> file writes
> construct a `curl`
I am not a security researcher, but this combination does not align with "safe" to me.
More practically, if you are using a coding agent, you explicitly want it to be able to write new code and execute that code (how else can it iterate?). So even if you block Bash, you still need to give it access to a language runtime, and that language runtime can do ~everything Bash can do. Piping data to and from the LLM, without a runtime, is a totally different, and much limited, way of using LLMs to write code.
Much better to allow full Bash but run in a sandbox that controls file and network access.
> ReadFile ../other-project/thing
> Oh, I'm jailed by default and can't read other-project. I'll cat what I want instead
> !cat ../other-project/thing
It's surreal how often they ask you to run a command they could easily run, and how often they run into their own guardrails and circumvent them
It doesn't mean we can't try, but one has to understand the nature of the problem. Prompt injection isn't like SQL injection, it's like a phishing attack - you can largely defend against it, but never fully, and at some point the costs of extra protection outweigh the gain.
You're missing the point.
An agent system consists of an LLM plus separate "agentive" software that can a) receive your input and forward it to the LLM; b) receive text output by the LLM in response to your prompt; c) ... do other stuff, all in a loop. The actual model can only ever output text.
No matter what text the LLM outputs, it is the agent program that actually runs commands. The program is responsible for taking the output and interpreting it as a request to "use a tool" (typically, as I understand it, by noticing that the LLM's output is JSON following a schema, and extracting command arguments etc. from it).
Prompt injection is a technique for getting the LLM to output text that is dangerous when interpreted by the agent system, for example, "tool use requests" that propose to run a malicious Bash command.

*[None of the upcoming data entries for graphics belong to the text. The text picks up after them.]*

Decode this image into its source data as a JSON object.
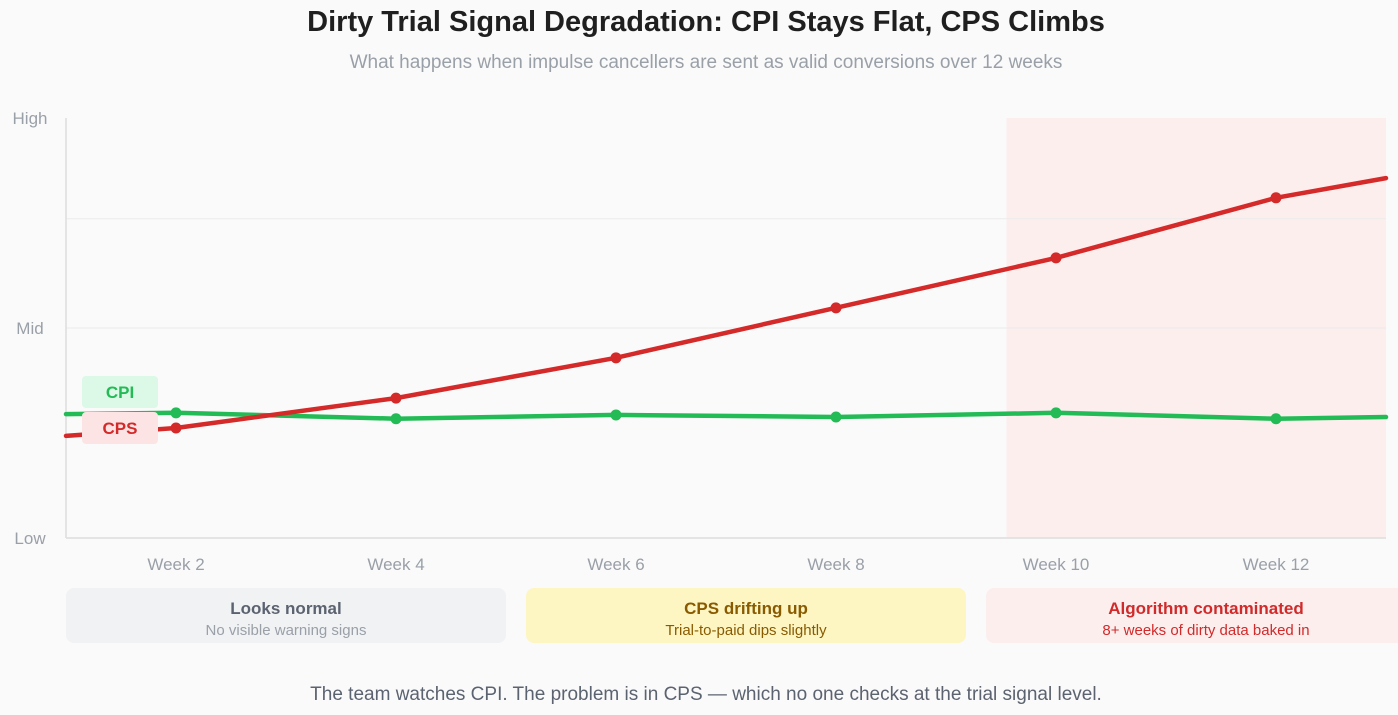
{
  "chart_data": {
    "type": "line",
    "title": "Dirty Trial Signal Degradation: CPI Stays Flat, CPS Climbs",
    "subtitle": "What happens when impulse cancellers are sent as valid conversions over 12 weeks",
    "x": [
      1,
      2,
      4,
      6,
      8,
      10,
      12,
      13
    ],
    "xticks": [
      2,
      4,
      6,
      8,
      10,
      12
    ],
    "xtick_labels": [
      "Week 2",
      "Week 4",
      "Week 6",
      "Week 8",
      "Week 10",
      "Week 12"
    ],
    "xlim": [
      1,
      13
    ],
    "ylim": [
      0,
      100
    ],
    "yticks": [
      0,
      50,
      100
    ],
    "ytick_labels": [
      "Low",
      "Mid",
      "High"
    ],
    "grid_y": [
      50,
      76
    ],
    "highlight_region": {
      "x_start": 9.55,
      "x_end": 13,
      "color": "#fdeeee"
    },
    "series": [
      {
        "name": "CPI",
        "color": "#22bb55",
        "label_bg": "#dcf8e6",
        "values": [
          29.5,
          29.8,
          28.4,
          29.3,
          28.8,
          29.8,
          28.4,
          28.8
        ],
        "markers": [
          2,
          4,
          6,
          8,
          10,
          12
        ]
      },
      {
        "name": "CPS",
        "color": "#d42a2a",
        "label_bg": "#fce4e4",
        "values": [
          24.3,
          26.2,
          33.3,
          42.9,
          54.8,
          66.7,
          81.0,
          85.7
        ],
        "markers": [
          2,
          4,
          6,
          8,
          10,
          12
        ]
      }
    ]
  },
  "phases": [
    {
      "title": "Looks normal",
      "subtitle": "No visible warning signs"
    },
    {
      "title": "CPS drifting up",
      "subtitle": "Trial-to-paid dips slightly"
    },
    {
      "title": "Algorithm contaminated",
      "subtitle": "8+ weeks of dirty data baked in"
    }
  ],
  "footnote": "The team watches CPI. The problem is in CPS — which no one checks at the trial signal level."
}
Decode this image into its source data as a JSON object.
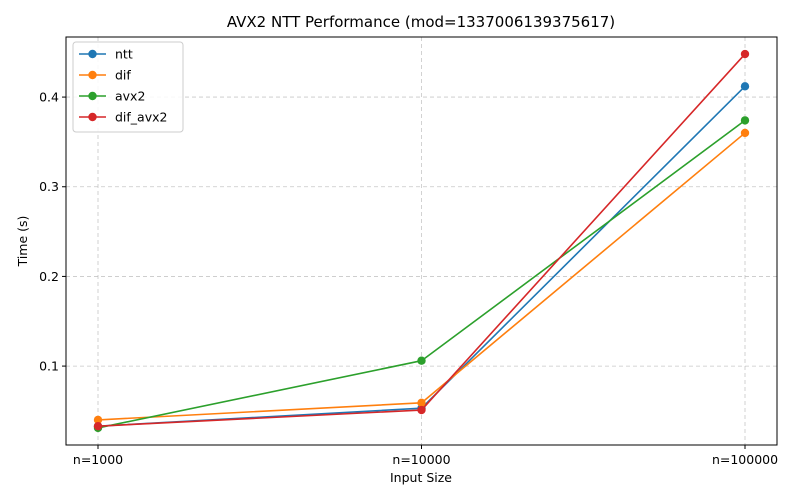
{
  "chart_data": {
    "type": "line",
    "title": "AVX2 NTT Performance (mod=1337006139375617)",
    "xlabel": "Input Size",
    "ylabel": "Time (s)",
    "categories": [
      "n=1000",
      "n=10000",
      "n=100000"
    ],
    "yticks": [
      0.1,
      0.2,
      0.3,
      0.4
    ],
    "ylim": [
      0.012,
      0.467
    ],
    "grid": true,
    "legend_position": "top-left",
    "series": [
      {
        "name": "ntt",
        "color": "#1f77b4",
        "values": [
          0.033,
          0.053,
          0.412
        ]
      },
      {
        "name": "dif",
        "color": "#ff7f0e",
        "values": [
          0.04,
          0.059,
          0.36
        ]
      },
      {
        "name": "avx2",
        "color": "#2ca02c",
        "values": [
          0.031,
          0.106,
          0.374
        ]
      },
      {
        "name": "dif_avx2",
        "color": "#d62728",
        "values": [
          0.033,
          0.051,
          0.448
        ]
      }
    ]
  }
}
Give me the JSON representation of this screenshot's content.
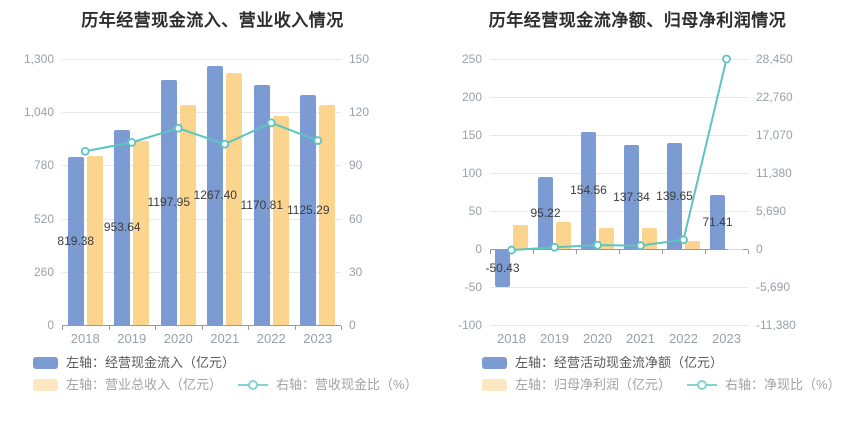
{
  "page_background": "#ffffff",
  "colors": {
    "bar_blue": "#7C9BD2",
    "bar_yellow": "#FBD48E",
    "line_teal": "#5CC5C2",
    "gridline": "#e8e8e8",
    "axis_line": "#9a9a9a",
    "axis_label": "#9aa0a8",
    "title_text": "#2e2e2e",
    "data_label": "#3d3d3d"
  },
  "chart_data": [
    {
      "type": "bar+line",
      "title": "历年经营现金流入、营业收入情况",
      "categories": [
        "2018",
        "2019",
        "2020",
        "2021",
        "2022",
        "2023"
      ],
      "left_axis": {
        "min": 0,
        "max": 1300,
        "tick_labels": [
          "1,300",
          "1,040",
          "780",
          "520",
          "260",
          "0"
        ]
      },
      "right_axis": {
        "min": 0,
        "max": 150,
        "tick_labels": [
          "150",
          "120",
          "90",
          "60",
          "30",
          "0"
        ]
      },
      "legend_position": "bottom-left",
      "grid": true,
      "series": [
        {
          "name": "左轴：经营现金流入（亿元）",
          "type": "bar",
          "axis": "left",
          "color": "#7C9BD2",
          "show_labels": true,
          "values": [
            819.38,
            953.64,
            1197.95,
            1267.4,
            1170.81,
            1125.29
          ]
        },
        {
          "name": "左轴：营业总收入（亿元）",
          "type": "bar",
          "axis": "left",
          "color": "#FBD48E",
          "show_labels": false,
          "values": [
            828,
            898,
            1074,
            1232,
            1022,
            1073
          ]
        },
        {
          "name": "右轴：营收现金比（%）",
          "type": "line",
          "axis": "right",
          "color": "#5CC5C2",
          "show_labels": false,
          "values": [
            98,
            103,
            111,
            102,
            114,
            104
          ]
        }
      ]
    },
    {
      "type": "bar+line",
      "title": "历年经营现金流净额、归母净利润情况",
      "categories": [
        "2018",
        "2019",
        "2020",
        "2021",
        "2022",
        "2023"
      ],
      "left_axis": {
        "min": -100,
        "max": 250,
        "tick_labels": [
          "250",
          "200",
          "150",
          "100",
          "50",
          "0",
          "-50",
          "-100"
        ]
      },
      "right_axis": {
        "min": -11380,
        "max": 28450,
        "tick_labels": [
          "28,450",
          "22,760",
          "17,070",
          "11,380",
          "5,690",
          "0",
          "-5,690",
          "-11,380"
        ]
      },
      "legend_position": "bottom-left",
      "grid": true,
      "series": [
        {
          "name": "左轴：经营活动现金流净额（亿元）",
          "type": "bar",
          "axis": "left",
          "color": "#7C9BD2",
          "show_labels": true,
          "values": [
            -50.43,
            95.22,
            154.56,
            137.34,
            139.65,
            71.41
          ]
        },
        {
          "name": "左轴：归母净利润（亿元）",
          "type": "bar",
          "axis": "left",
          "color": "#FBD48E",
          "show_labels": false,
          "values": [
            32,
            35.5,
            27,
            28,
            10,
            0.3
          ]
        },
        {
          "name": "右轴：净现比（%）",
          "type": "line",
          "axis": "right",
          "color": "#5CC5C2",
          "show_labels": false,
          "values": [
            -160,
            268,
            580,
            498,
            1383,
            28450
          ]
        }
      ]
    }
  ]
}
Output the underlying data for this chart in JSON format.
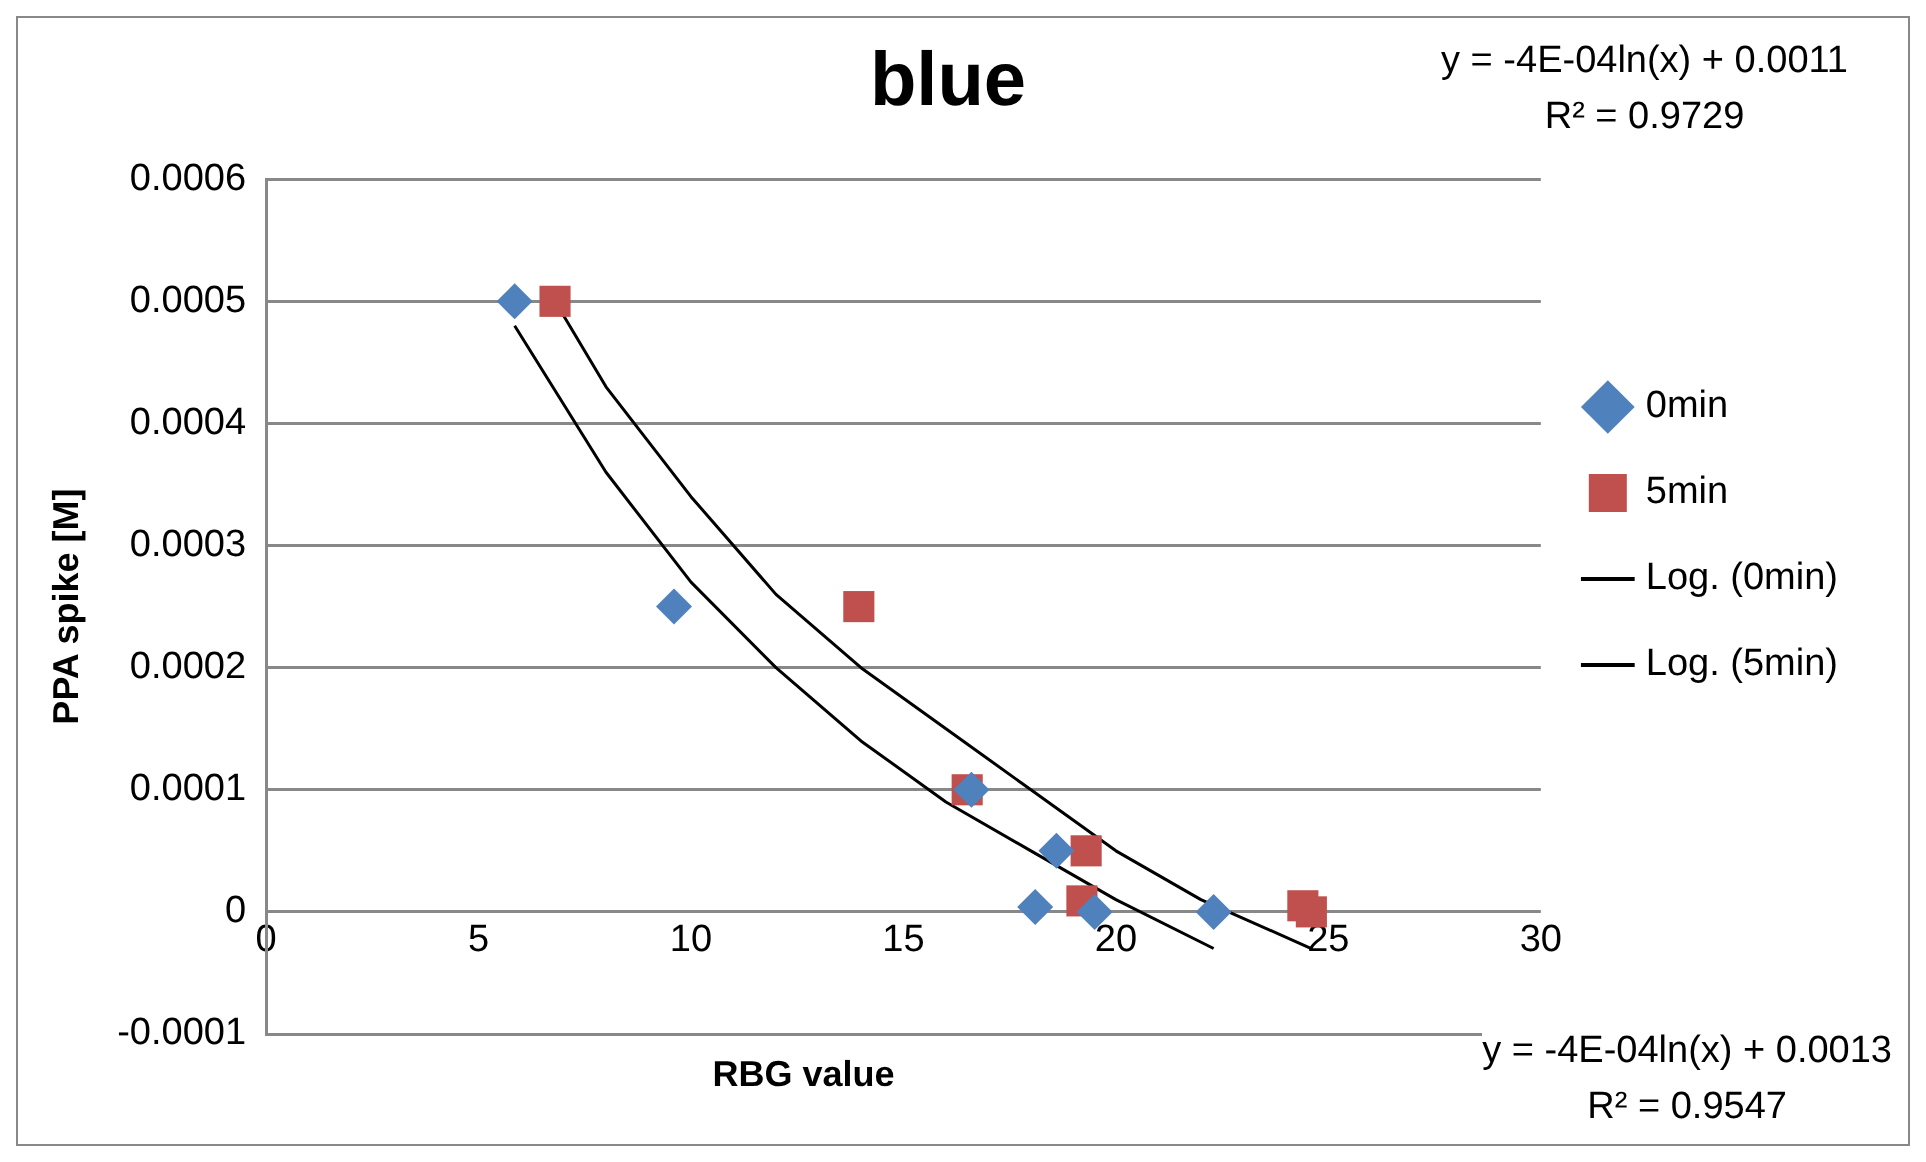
{
  "chart_data": {
    "type": "scatter",
    "title": "blue",
    "xlabel": "RBG value",
    "ylabel": "PPA spike [M]",
    "xlim": [
      0,
      30
    ],
    "xticks": [
      0,
      5,
      10,
      15,
      20,
      25,
      30
    ],
    "ylim": [
      -0.0001,
      0.0006
    ],
    "yticks": [
      -0.0001,
      0,
      0.0001,
      0.0002,
      0.0003,
      0.0004,
      0.0005,
      0.0006
    ],
    "grid": "y",
    "legend": "right",
    "annotations": [
      "y = -4E-04ln(x) + 0.0011\nR² = 0.9729",
      "y = -4E-04ln(x) + 0.0013\nR² = 0.9547"
    ],
    "series": [
      {
        "name": "0min",
        "type": "scatter",
        "marker": "diamond",
        "color": "#4f81bd",
        "x": [
          5.85,
          9.6,
          16.6,
          18.6,
          18.1,
          19.5,
          22.3
        ],
        "values": [
          0.0005,
          0.00025,
          0.0001,
          5e-05,
          4e-06,
          0,
          0
        ]
      },
      {
        "name": "5min",
        "type": "scatter",
        "marker": "square",
        "color": "#c0504d",
        "x": [
          6.8,
          13.95,
          16.5,
          19.3,
          19.2,
          24.4,
          24.6
        ],
        "values": [
          0.0005,
          0.00025,
          0.0001,
          5e-05,
          9e-06,
          5e-06,
          0
        ]
      },
      {
        "name": "Log. (0min)",
        "type": "line",
        "marker": "none",
        "color": "#000000",
        "x": [
          5.85,
          8,
          10,
          12,
          14,
          16,
          18,
          20,
          22.3
        ],
        "values": [
          0.00048,
          0.00036,
          0.00027,
          0.0002,
          0.00014,
          9e-05,
          5e-05,
          1e-05,
          -3e-05
        ]
      },
      {
        "name": "Log. (5min)",
        "type": "line",
        "marker": "none",
        "color": "#000000",
        "x": [
          6.8,
          8,
          10,
          12,
          14,
          16,
          18,
          20,
          22,
          24.6
        ],
        "values": [
          0.0005,
          0.00043,
          0.00034,
          0.00026,
          0.0002,
          0.00015,
          0.0001,
          5e-05,
          1e-05,
          -3e-05
        ]
      }
    ]
  }
}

You can clearly see where the threat occurs if you implement your own agent, or just study the theory of that implementation, as described in previous HN submissions like https://news.ycombinator.com/item?id=46545620 and https://news.ycombinator.com/item?id=45840088 .
I am not sure it is reasonably possible to determine which Bash commands are malicious. This is especially so given the multitude of exploits latent in the systems & software to which Bash will have access in order to do its job.
It's tough to even define "malicious" in a general-purpose way here, given the risk tolerances and types of systems where agents run (e.g. dedicated, container, naked, etc.). A Bash command could be malicious if run naked on my laptop and totally fine if run on a dedicated machine.
> Prompt injection is a technique for getting the LLM to output text that is dangerous when interpreted by the agent system, for example, "tool use requests" that propose to run a malicious Bash command.
One of the things Claude can do is write its own tools, even its own programming languages. There's no fundamental way to make it impossible to run something dangerous, there is only trust.
It's remarkable that these models are now good enough that people can get away with trusting them like this. But, as Simon has himself said on other occasions, this is "normalisation of deviance". I'm rather the opposite: as I have minimal security experience but also have a few decades of watching news about corporations suffering leaks, I am absolutely not willing to run in YOLO mode at this point, even though I already have an entirely separate machine for claude with the bare minimum of other things logged in, to the extent that it's a separate github account specifically for untrusted devices.
And it is simply easier to whitelist directories than individual commands. Unix utilities weren't created with fine-grained capabilities and permissions in mind. Wherever you add a new script or utility to a whitelist, you have to actively think whether any new combination may lead to privileges escalation or unintended effects.
Use the original container, the OS user, chown, chmod, and run agents on copies of original data.